Hombre que perdió a su esposa y dos hijas en la tragedia de Villavicencio contó su historia

Como pudo, José Luis Molina se sostuvo de una tabla al momento en que un puente, suspendido a unos 70 metros, se desprendió. "Miré hacia atrás. Cuando las vi, ya estaban abajo", contó el hombre que perdió a toda su familia en el accidente.

Ya son nueves las víctimas tras la caída un puente en la vereda El Carmen, en Villavicencio.Guillermo Herrera - Periódico del Meta

Hay quienes no creen en el destino, o que son las decisiones las que lo forjan, o que los sucesos hacen parte del plan de un ser divino y superior, pero el relato de José Luis Molina tiene los elementos para convencerse de que la vida quería evitarle que asistiera a ese lugar en el que un puente desgastado, suspendido a unos 70 metros, se desprendió y cayó, llevándose a su esposa y sus dos hijas en una tragedia que enlutó a, por lo menos, nueve familias en Villavicencio el pasado lunes.

Desde el viernes, su hijastra Valentina le insistía en que fuesen a conocer la vereda El Carmen, pero el plan, por falta de tiempo, se postergó. El sábado, el sueño nos lo dejó despertar temprano, y el domingo se enredó en compromisos familiares. (Lea también: Las víctimas del colapso del puente en Villavicencio)

El lunes, sin olvidar la idea, la pequeña de 14 años se despertó temprano, junto a su prima, para recordarle a José Luis la cita retrasada. Hacia allá se fue con sus dos hijas, su esposa, su sobrina y una perrita.

Molina le contó el miércoles a Caracol Radio que había mucha gente en el lugar. Demasiada. Y una fila larga para cruzar el primer puente. Al llegar al punto de partida, les dijeron que debían comprar unas boletas primero por lo que tuvo que devolverse a pagar $20.000 por los cinco tiquetes, sin embargo, tampoco los dejaron pasar porque para cruzar el puente no se podían llevar mascotas.

Luego de cuadrar un lugar para dejar a la perrita, siguieron el paseo. “Le pasamos las boletas a un señor y pasamos un primer puente, pero vimos que le faltaban tablas, las guayas estaban oxidadas, desgastadas”, contó José Luis. El recorrido siguió a través de un segundo puente, luego de pagar dos mil pesos adicionales, con la promesa de que podrían ver una cascada.

El puente, más alto y en un estado similar al anterior, había sido el camino por el que había cruzado tanta gente que José Luis decidió esperar a que todos se fueran para irse con tranquilidad. “Cuando el puente quedó solo, empezamos a bajar”, relató a la emisora.

Pero la espera fue en vano y cuando apenas avanzaba junto a su familia y no había llegado ni a la mitad del trayecto sobre el puente, otros visitantes decidieron también que era la hora de irse.
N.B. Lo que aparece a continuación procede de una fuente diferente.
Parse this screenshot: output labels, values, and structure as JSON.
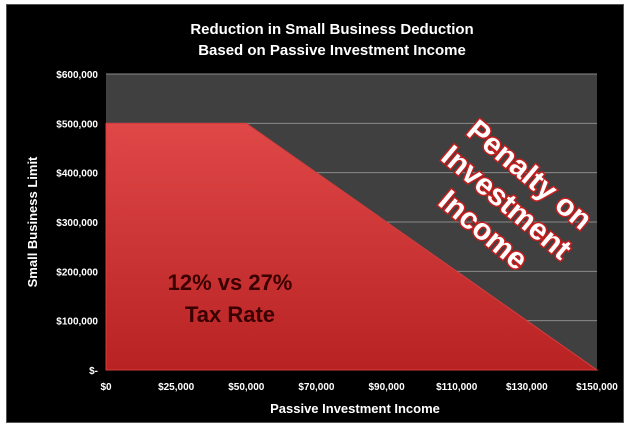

Como previendo el hecho, José Luis advirtió a quienes subían la estructura improvisada y les gritó que se iba a caer. Pero fue como si no lo hubiesen escuchado. Tampoco había alguien que controlara el acceso.

Todo se juntó para que la guaya cediera. Hubo un sonido fuerte y lo siguiente fue gente cayendo. “En ese momento me agarré de una tabla y miré hacia atrás. Cuando las vi, ya estaban abajo. No sabía si soltarme o quedarme agarrado”, dijo el hombre.

En un instante, su familia completa se fue al fondo. Sólo sobrevivió su sobrina, quien es atendida en un centro asistencial por múltiples fracturas en manos y cabeza. Pidió ayuda varias veces, gritó, pero desde su posición esforzada sólo veía, en las alturas, a gente que sacaba fotos.  

José Luis es creyente y a lo mejor, para él, Dios no quiso llevárselo. Quiso mantenerlo aquí para que alguien pudiera sepultar a su familia, que integra las nueve víctimas que hoy reportan las autoridades de Villavicencio, tras una tragedia que, como muchas, se hubiese podido evitar.